Most Conservative Justices Didn’t Explain Their Decision

Sotomayor’s dissenting opinion was only joined by herself and Judge Elena Kagan – although Judge Stephen Breyer, the Court’s third liberal judge, said he would have left in place a decision of a lower court that suspended the FDA’s restriction on who can administer mifepristone.

Of the six Tory Justices, only Chief Justice John Roberts has explained why he voted the way he did, and Roberts’ opinion, for what it was worth, rejects any suggestion that American college is a broad attack on the right to abortion.

“The question before us is not whether the conditions of distribution of mifepristone place an undue burden on a woman’s right to abortion in general.” On the contrary, writes Roberts, he believes that “courts owe a great deal of deference to politically responsible entities having ‘the experience, skill and expertise to assess public health'” when deciding how government should respond to the pandemic.

But Roberts is the most moderate member of the Republican majority on the court. And his opinions matter a lot less than they used to, now that a majority of the Court is more conservative than him.
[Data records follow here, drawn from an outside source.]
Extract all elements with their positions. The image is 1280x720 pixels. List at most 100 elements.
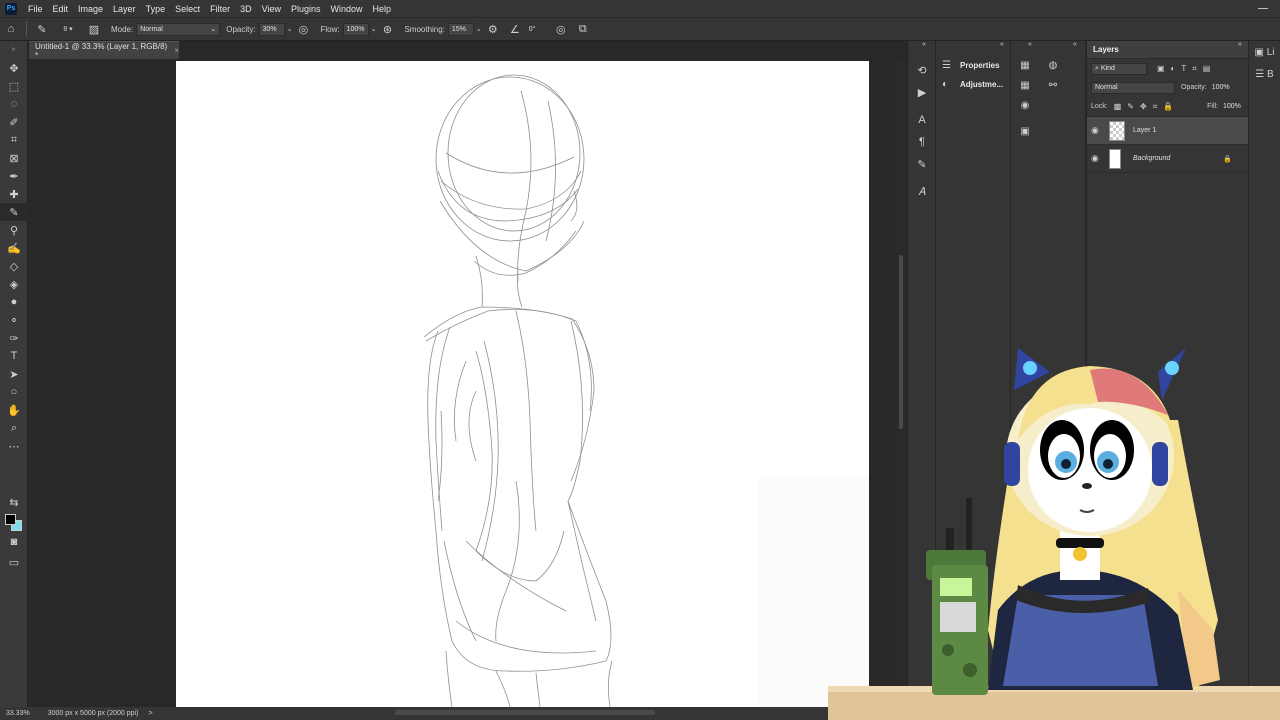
close-icon[interactable]: × (174, 46, 179, 55)
sliders-icon: ☰ (1255, 68, 1265, 80)
menu-filter[interactable]: Filter (205, 4, 235, 14)
second-tab[interactable]: ☰ B (1249, 63, 1280, 85)
airbrush-icon[interactable]: ⊛ (378, 20, 396, 38)
brush-icon[interactable]: ✎ (33, 20, 51, 38)
mode-select[interactable]: Normal ⌄ (136, 22, 221, 36)
smoothing-field[interactable]: 15% (447, 22, 474, 36)
paragraph-icon[interactable]: ¶ (908, 131, 936, 153)
collapse-icon[interactable]: « (1000, 41, 1004, 48)
frame-icon[interactable]: ⊠ (0, 149, 28, 167)
chevron-down-icon: ⌄ (210, 26, 217, 33)
crop-icon[interactable]: ⌗ (0, 131, 28, 149)
character-icon[interactable]: A (908, 109, 936, 131)
brush-settings-icon[interactable]: ✎ (908, 153, 936, 175)
menu-edit[interactable]: Edit (48, 4, 74, 14)
quick-select-icon[interactable]: ✐ (0, 113, 28, 131)
brush-settings-icon[interactable]: ▨ (85, 20, 103, 38)
layer-filter-select[interactable]: ⌕ Kind (1091, 62, 1147, 75)
paths-icon[interactable]: ⚯ (1045, 77, 1061, 93)
menu-layer[interactable]: Layer (108, 4, 141, 14)
history-icon[interactable]: ⟲ (908, 59, 936, 81)
collapse-icon[interactable]: « (1073, 41, 1077, 48)
horizontal-scrollbar[interactable] (395, 710, 655, 715)
flow-field[interactable]: 100% (342, 22, 369, 36)
filter-icons[interactable]: ▣◐T⌗▤ (1157, 64, 1216, 74)
more-tools-icon[interactable]: ⋯ (0, 437, 28, 455)
gradients-icon[interactable]: ▣ (1017, 123, 1033, 139)
patterns-icon[interactable]: ▦ (1017, 77, 1033, 93)
eye-icon[interactable]: ◉ (1091, 125, 1105, 136)
move-icon[interactable]: ✥ (0, 59, 28, 77)
adjustments-tab[interactable]: ◐ Adjustme... (936, 75, 1010, 94)
glyphs-icon[interactable]: 𝐴 (908, 181, 936, 203)
screen-mode-icon[interactable]: ▭ (0, 553, 28, 571)
lock-icons[interactable]: ▩✎✥⌗🔒 (1114, 102, 1179, 112)
menu-help[interactable]: Help (368, 4, 397, 14)
angle-field[interactable]: 0° (526, 23, 550, 36)
chevron-down-icon[interactable]: ⌄ (287, 25, 293, 33)
hand-icon[interactable]: ✋ (0, 401, 28, 419)
menu-type[interactable]: Type (141, 4, 171, 14)
lasso-icon[interactable]: ◌ (0, 95, 28, 113)
healing-brush-icon[interactable]: ✚ (0, 185, 28, 203)
chevron-down-icon[interactable]: ⌄ (476, 25, 482, 33)
color-icon[interactable]: ◍ (1045, 57, 1061, 73)
history-brush-icon[interactable]: ✍ (0, 239, 28, 257)
properties-tab[interactable]: ☰ Properties (936, 56, 1010, 75)
menu-file[interactable]: File (23, 4, 48, 14)
marquee-icon[interactable]: ⬚ (0, 77, 28, 95)
pressure-opacity-icon[interactable]: ◎ (294, 20, 312, 38)
layer-opacity-field[interactable]: 100% (1209, 82, 1233, 94)
eye-icon[interactable]: ◉ (1091, 153, 1105, 164)
status-arrow-icon[interactable]: > (148, 710, 152, 717)
layers-tab[interactable]: Layers (1087, 41, 1248, 59)
ellipse-icon[interactable]: ○ (0, 383, 28, 401)
foreground-color-swatch[interactable] (5, 514, 16, 525)
zoom-level[interactable]: 33.33% (6, 710, 30, 717)
pen-icon[interactable]: ✑ (0, 329, 28, 347)
quick-mask-icon[interactable]: ◙ (0, 533, 28, 551)
canvas[interactable] (176, 61, 869, 707)
minimize-icon[interactable] (1258, 8, 1268, 9)
layer-row-background[interactable]: ◉ Background 🔒 (1087, 145, 1248, 173)
eyedropper-icon[interactable]: ✒ (0, 167, 28, 185)
dodge-icon[interactable]: ⚬ (0, 311, 28, 329)
panel-collapse-icon[interactable]: » (0, 41, 27, 59)
opacity-field[interactable]: 30% (258, 22, 285, 36)
menu-view[interactable]: View (257, 4, 286, 14)
layer-name[interactable]: Background (1133, 155, 1170, 162)
libraries-tab[interactable]: ▣ Li (1249, 41, 1280, 63)
home-icon[interactable]: ⌂ (2, 20, 20, 38)
gear-icon[interactable]: ⚙ (484, 20, 502, 38)
fill-field[interactable]: 100% (1220, 101, 1244, 113)
menu-select[interactable]: Select (170, 4, 205, 14)
zoom-icon[interactable]: ⌕ (0, 419, 28, 437)
document-info[interactable]: 3000 px x 5000 px (2000 ppi) (48, 710, 139, 717)
menu-3d[interactable]: 3D (235, 4, 257, 14)
eraser-icon[interactable]: ◇ (0, 257, 28, 275)
collapse-icon[interactable]: « (1028, 41, 1032, 48)
expand-icon[interactable]: » (1238, 41, 1242, 48)
text-icon[interactable]: T (0, 347, 28, 365)
swap-colors-icon[interactable]: ⇆ (0, 493, 28, 511)
path-select-icon[interactable]: ➤ (0, 365, 28, 383)
layer-name[interactable]: Layer 1 (1133, 127, 1156, 134)
collapse-icon[interactable]: « (922, 41, 926, 48)
brush-icon[interactable]: ✎ (0, 203, 28, 221)
blur-icon[interactable]: ● (0, 293, 28, 311)
channels-icon[interactable]: ◉ (1017, 97, 1033, 113)
layer-row-layer-1[interactable]: ◉ Layer 1 (1087, 117, 1248, 145)
clone-stamp-icon[interactable]: ⚲ (0, 221, 28, 239)
symmetry-icon[interactable]: ⧉ (574, 20, 592, 38)
menu-window[interactable]: Window (326, 4, 368, 14)
menu-plugins[interactable]: Plugins (286, 4, 326, 14)
menu-image[interactable]: Image (73, 4, 108, 14)
swatches-icon[interactable]: ▦ (1017, 57, 1033, 73)
brush-preset-picker[interactable]: 8 ▾ (55, 20, 81, 38)
blend-mode-select[interactable]: Normal (1091, 81, 1175, 94)
play-icon[interactable]: ▶ (908, 81, 936, 103)
pressure-size-icon[interactable]: ◎ (552, 20, 570, 38)
document-tab[interactable]: Untitled-1 @ 33.3% (Layer 1, RGB/8) * × (29, 41, 179, 60)
paint-bucket-icon[interactable]: ◈ (0, 275, 28, 293)
chevron-down-icon[interactable]: ⌄ (371, 25, 377, 33)
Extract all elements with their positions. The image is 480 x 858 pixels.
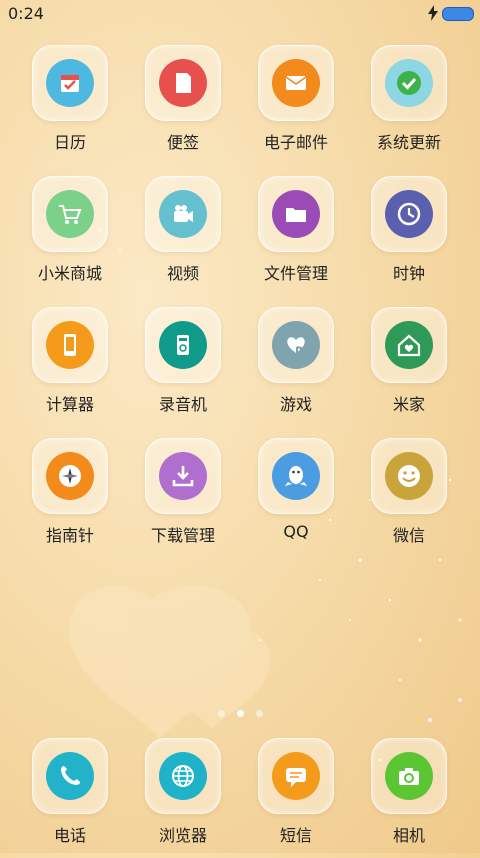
check-icon (385, 59, 433, 107)
app-games[interactable]: 游戏 (240, 307, 352, 427)
app-tile[interactable] (258, 307, 334, 383)
app-label: 相机 (392, 826, 425, 845)
status-bar: 0:24 (0, 0, 480, 28)
camera-icon (385, 752, 433, 800)
penguin-icon (272, 452, 320, 500)
app-downloads[interactable]: 下载管理 (127, 438, 239, 558)
note-icon (159, 59, 207, 107)
app-browser[interactable]: 浏览器 (127, 738, 239, 858)
app-label: 时钟 (392, 264, 425, 283)
app-label: 日历 (53, 133, 86, 152)
app-files[interactable]: 文件管理 (240, 176, 352, 296)
app-tile[interactable] (145, 307, 221, 383)
app-tile[interactable] (371, 307, 447, 383)
app-tile[interactable] (32, 307, 108, 383)
app-tile[interactable] (371, 45, 447, 121)
app-notes[interactable]: 便签 (127, 45, 239, 165)
app-tile[interactable] (258, 438, 334, 514)
app-label: 电子邮件 (263, 133, 328, 152)
app-tile[interactable] (32, 45, 108, 121)
folder-icon (272, 190, 320, 238)
page-dot[interactable] (217, 710, 225, 717)
app-label: 米家 (392, 395, 425, 414)
app-label: QQ (283, 522, 309, 541)
app-recorder[interactable]: 录音机 (127, 307, 239, 427)
app-label: 微信 (392, 526, 425, 545)
message-icon (272, 752, 320, 800)
app-label: 录音机 (158, 395, 207, 414)
phone-icon (46, 752, 94, 800)
app-label: 便签 (166, 133, 199, 152)
app-tile[interactable] (145, 176, 221, 252)
app-tile[interactable] (32, 738, 108, 814)
charging-icon (428, 5, 438, 21)
globe-icon (159, 752, 207, 800)
app-calc[interactable]: 计算器 (14, 307, 126, 427)
clock-icon (385, 190, 433, 238)
app-update[interactable]: 系统更新 (353, 45, 465, 165)
status-time: 0:24 (8, 4, 44, 23)
app-tile[interactable] (145, 438, 221, 514)
app-label: 系统更新 (376, 133, 441, 152)
app-calendar[interactable]: 日历 (14, 45, 126, 165)
app-label: 计算器 (45, 395, 94, 414)
home-icon (385, 321, 433, 369)
battery-icon (442, 7, 474, 21)
page-dot[interactable] (255, 710, 263, 717)
page-indicator (0, 702, 480, 721)
app-tile[interactable] (371, 438, 447, 514)
app-video[interactable]: 视频 (127, 176, 239, 296)
app-tile[interactable] (258, 738, 334, 814)
app-compass[interactable]: 指南针 (14, 438, 126, 558)
cart-icon (46, 190, 94, 238)
smiley-icon (385, 452, 433, 500)
app-wechat[interactable]: 微信 (353, 438, 465, 558)
app-label: 电话 (53, 826, 86, 845)
app-label: 浏览器 (158, 826, 207, 845)
app-camera[interactable]: 相机 (353, 738, 465, 858)
compass-icon (46, 452, 94, 500)
app-tile[interactable] (258, 176, 334, 252)
app-tile[interactable] (145, 45, 221, 121)
app-label: 下载管理 (150, 526, 215, 545)
app-tile[interactable] (371, 176, 447, 252)
app-email[interactable]: 电子邮件 (240, 45, 352, 165)
app-tile[interactable] (32, 438, 108, 514)
app-mistore[interactable]: 小米商城 (14, 176, 126, 296)
app-label: 指南针 (45, 526, 94, 545)
app-qq[interactable]: QQ (240, 438, 352, 558)
app-phone[interactable]: 电话 (14, 738, 126, 858)
app-clock[interactable]: 时钟 (353, 176, 465, 296)
app-tile[interactable] (32, 176, 108, 252)
download-icon (159, 452, 207, 500)
heart-hand-icon (272, 321, 320, 369)
app-label: 文件管理 (263, 264, 328, 283)
app-label: 小米商城 (37, 264, 102, 283)
app-tile[interactable] (145, 738, 221, 814)
app-sms[interactable]: 短信 (240, 738, 352, 858)
app-tile[interactable] (258, 45, 334, 121)
phone-calculator-icon (46, 321, 94, 369)
mail-icon (272, 59, 320, 107)
app-label: 游戏 (279, 395, 312, 414)
page-dot-active[interactable] (236, 710, 244, 717)
app-mihome[interactable]: 米家 (353, 307, 465, 427)
app-label: 短信 (279, 826, 312, 845)
app-tile[interactable] (371, 738, 447, 814)
video-camera-icon (159, 190, 207, 238)
app-label: 视频 (166, 264, 199, 283)
recorder-icon (159, 321, 207, 369)
calendar-icon (46, 59, 94, 107)
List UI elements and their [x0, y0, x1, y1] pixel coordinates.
The five most conservative judges – a block of judges large enough to make binding decisions with or without Roberts – did not join Roberts’ opinion and did not otherwise explain their votes.

Each of these five most conservative judges, however, signaled a desire to roll back abortion rights – or even overturn. Roe deer downright.

American college, in other words, it is unlikely to be this Supreme Court’s latest ruling limiting reproductive choice.